Simulation of Large Solid Angle Effects for XRF Quantification - First Results — •Hanna Dierks1, Lars Lühl1, Konstantin Andrianov2, Thomas Wilhein2, and Birgit Kanngießer11AG Kanngießer, IOAP/TU Berlin — 2Institute for x-optics, Hochschule Koblenz

Soft and tender X-ray microscopy (XRM) at cellular level is used worldwide to investigate biomedicine samples. Scanning transmission X-ray microscopy (STXM) in combination with fluorescence detection is able to map elements from C to Mo with a lateral resolution below 100 nm. Since biological samples generally emit rather weak fluorescence signals, a high detector efficiency (e.g large solid angle) is necessary to avoid long measurement times.
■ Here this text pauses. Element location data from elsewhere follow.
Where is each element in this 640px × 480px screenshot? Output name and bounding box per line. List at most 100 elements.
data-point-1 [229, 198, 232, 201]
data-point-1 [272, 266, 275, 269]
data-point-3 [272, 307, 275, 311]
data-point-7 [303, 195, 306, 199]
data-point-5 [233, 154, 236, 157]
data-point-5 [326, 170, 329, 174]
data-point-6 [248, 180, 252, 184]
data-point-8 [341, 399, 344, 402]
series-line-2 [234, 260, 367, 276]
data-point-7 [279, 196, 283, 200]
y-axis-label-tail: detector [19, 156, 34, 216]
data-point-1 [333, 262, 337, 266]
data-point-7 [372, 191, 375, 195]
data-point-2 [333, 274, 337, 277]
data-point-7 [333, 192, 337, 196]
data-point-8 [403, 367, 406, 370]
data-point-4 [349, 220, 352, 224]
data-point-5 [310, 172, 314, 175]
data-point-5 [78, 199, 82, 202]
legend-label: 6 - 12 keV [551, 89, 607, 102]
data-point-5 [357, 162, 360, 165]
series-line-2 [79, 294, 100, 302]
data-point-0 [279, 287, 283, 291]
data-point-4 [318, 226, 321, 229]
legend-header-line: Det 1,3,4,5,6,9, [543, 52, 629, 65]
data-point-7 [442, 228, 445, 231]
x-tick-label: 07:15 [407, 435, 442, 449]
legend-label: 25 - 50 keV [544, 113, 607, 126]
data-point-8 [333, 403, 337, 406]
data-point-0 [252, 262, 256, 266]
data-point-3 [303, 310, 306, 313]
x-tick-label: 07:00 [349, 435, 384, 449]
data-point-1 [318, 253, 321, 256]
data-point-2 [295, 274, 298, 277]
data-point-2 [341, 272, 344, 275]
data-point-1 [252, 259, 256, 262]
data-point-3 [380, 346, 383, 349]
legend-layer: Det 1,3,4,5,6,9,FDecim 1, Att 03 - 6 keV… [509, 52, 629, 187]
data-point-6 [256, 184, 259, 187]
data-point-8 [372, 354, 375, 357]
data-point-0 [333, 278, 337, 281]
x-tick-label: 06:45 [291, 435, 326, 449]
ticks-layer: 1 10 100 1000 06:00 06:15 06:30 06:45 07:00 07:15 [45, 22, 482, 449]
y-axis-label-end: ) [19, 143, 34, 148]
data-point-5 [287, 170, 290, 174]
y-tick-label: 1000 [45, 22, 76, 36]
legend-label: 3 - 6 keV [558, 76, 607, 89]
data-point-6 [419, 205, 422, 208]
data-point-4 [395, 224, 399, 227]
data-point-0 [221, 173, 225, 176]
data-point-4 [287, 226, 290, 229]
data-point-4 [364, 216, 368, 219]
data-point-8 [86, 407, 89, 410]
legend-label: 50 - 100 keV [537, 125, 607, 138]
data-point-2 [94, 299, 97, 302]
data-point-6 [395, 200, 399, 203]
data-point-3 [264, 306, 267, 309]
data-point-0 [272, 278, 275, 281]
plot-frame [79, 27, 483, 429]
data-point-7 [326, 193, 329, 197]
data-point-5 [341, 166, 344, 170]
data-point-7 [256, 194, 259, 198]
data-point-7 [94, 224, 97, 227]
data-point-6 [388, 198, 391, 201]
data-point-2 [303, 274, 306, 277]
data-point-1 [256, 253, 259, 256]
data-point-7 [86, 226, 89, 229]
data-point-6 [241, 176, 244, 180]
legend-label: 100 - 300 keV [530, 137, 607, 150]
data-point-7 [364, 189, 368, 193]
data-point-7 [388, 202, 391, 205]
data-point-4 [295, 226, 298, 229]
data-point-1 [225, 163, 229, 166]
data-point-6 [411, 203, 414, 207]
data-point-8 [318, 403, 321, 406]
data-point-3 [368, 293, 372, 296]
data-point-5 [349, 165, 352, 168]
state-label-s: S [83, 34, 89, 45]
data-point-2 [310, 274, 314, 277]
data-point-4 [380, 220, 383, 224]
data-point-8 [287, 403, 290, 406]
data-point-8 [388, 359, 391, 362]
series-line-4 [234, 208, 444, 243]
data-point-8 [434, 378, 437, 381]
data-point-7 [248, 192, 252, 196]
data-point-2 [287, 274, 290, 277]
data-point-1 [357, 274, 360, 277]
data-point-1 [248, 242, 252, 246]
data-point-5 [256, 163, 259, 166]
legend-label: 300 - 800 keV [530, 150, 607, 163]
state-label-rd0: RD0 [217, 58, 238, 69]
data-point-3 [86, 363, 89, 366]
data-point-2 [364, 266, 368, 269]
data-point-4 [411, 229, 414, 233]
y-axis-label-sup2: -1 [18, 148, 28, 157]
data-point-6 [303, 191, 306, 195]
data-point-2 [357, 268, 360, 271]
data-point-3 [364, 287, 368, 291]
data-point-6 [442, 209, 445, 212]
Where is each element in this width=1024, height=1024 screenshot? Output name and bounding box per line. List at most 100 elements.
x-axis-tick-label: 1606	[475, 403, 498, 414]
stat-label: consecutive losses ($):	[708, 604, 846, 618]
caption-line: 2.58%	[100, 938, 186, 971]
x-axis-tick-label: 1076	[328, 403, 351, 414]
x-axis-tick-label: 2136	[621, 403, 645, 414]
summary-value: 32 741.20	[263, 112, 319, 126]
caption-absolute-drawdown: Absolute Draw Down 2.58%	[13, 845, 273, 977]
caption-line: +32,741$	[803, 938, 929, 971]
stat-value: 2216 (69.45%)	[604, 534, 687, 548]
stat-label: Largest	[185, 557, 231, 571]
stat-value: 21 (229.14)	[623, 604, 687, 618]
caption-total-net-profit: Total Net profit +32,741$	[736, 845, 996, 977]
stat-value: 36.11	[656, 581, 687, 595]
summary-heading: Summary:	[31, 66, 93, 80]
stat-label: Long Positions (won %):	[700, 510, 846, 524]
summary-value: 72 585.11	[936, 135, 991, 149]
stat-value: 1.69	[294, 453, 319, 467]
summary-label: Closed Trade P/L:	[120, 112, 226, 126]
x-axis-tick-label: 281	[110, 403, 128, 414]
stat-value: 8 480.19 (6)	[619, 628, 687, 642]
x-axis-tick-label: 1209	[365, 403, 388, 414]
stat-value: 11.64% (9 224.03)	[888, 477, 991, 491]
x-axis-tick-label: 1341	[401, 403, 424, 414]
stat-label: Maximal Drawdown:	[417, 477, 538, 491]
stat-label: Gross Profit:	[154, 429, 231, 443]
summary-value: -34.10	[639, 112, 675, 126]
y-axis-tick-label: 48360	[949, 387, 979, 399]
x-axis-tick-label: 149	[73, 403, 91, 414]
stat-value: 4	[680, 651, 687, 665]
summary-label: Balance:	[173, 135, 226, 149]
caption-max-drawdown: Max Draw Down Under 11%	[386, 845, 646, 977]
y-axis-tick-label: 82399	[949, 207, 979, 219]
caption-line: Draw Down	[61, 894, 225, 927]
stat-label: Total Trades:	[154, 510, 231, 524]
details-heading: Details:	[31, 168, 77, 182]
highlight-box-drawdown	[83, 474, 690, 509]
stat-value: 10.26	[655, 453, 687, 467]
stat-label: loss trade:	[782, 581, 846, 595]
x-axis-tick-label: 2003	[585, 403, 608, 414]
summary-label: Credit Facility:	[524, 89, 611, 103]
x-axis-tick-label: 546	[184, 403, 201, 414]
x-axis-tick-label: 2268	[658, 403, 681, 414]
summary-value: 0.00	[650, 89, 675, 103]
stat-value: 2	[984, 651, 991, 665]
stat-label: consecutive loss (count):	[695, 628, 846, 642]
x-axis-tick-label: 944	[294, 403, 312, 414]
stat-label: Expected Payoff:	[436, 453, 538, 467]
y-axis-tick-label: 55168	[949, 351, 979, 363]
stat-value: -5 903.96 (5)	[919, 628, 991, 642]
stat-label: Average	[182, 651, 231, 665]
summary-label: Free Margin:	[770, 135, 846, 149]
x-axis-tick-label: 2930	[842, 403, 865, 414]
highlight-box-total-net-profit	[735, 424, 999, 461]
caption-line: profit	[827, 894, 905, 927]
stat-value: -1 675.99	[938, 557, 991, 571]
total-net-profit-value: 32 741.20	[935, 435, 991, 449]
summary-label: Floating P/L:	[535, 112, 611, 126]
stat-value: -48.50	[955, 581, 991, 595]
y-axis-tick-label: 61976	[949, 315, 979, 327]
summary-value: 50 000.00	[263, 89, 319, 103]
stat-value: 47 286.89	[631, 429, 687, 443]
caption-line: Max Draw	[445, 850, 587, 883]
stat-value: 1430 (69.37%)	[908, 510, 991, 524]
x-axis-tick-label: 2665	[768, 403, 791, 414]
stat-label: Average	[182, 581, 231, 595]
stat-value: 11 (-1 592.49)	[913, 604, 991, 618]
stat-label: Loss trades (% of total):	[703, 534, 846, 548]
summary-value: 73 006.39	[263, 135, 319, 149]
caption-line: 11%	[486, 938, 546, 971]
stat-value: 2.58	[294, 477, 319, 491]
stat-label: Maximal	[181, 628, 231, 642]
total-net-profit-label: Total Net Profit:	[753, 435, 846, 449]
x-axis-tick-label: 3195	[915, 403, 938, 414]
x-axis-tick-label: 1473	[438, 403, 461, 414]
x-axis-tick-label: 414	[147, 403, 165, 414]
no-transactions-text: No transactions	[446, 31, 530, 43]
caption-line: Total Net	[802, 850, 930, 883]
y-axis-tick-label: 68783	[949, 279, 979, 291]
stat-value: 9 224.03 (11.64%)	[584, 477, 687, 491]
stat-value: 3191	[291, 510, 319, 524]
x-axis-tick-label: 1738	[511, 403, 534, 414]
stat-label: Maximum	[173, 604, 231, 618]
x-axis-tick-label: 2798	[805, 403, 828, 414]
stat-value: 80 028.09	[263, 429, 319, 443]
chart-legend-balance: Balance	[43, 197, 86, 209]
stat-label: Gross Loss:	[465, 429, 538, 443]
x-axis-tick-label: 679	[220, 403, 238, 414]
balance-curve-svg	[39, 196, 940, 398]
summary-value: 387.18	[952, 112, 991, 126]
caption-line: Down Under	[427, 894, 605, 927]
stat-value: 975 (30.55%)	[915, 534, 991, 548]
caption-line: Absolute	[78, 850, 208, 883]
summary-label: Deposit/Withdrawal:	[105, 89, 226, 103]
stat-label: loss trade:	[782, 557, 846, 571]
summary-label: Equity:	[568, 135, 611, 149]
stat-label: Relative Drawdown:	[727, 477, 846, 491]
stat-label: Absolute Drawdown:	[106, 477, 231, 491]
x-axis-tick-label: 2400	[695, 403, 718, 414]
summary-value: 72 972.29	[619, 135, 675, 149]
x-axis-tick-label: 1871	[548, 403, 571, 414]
The AnImaX endstation is equipped with a new annular QUAD detector which yields a very large solid angle of detection (up to 1.2 sr). Established quantification approaches normally assume a small detector area with respect to the distance sample to detector, limiting the solid angle. For large solid angles, new effects occur, since the detected radiation passes a wide angular range on its way out of the sample. This results in geometrically different exit path lengths and, for inhomogeneous samples, even different sample composition (resp. absorption coefficients). In the following, these effects are simulated based on the Sherman equation combined with an additional virtual decomposition of the sample and detector. These forward calculations aim as a first step towards the development of new quantification concepts for annular detectors with a large solid angle.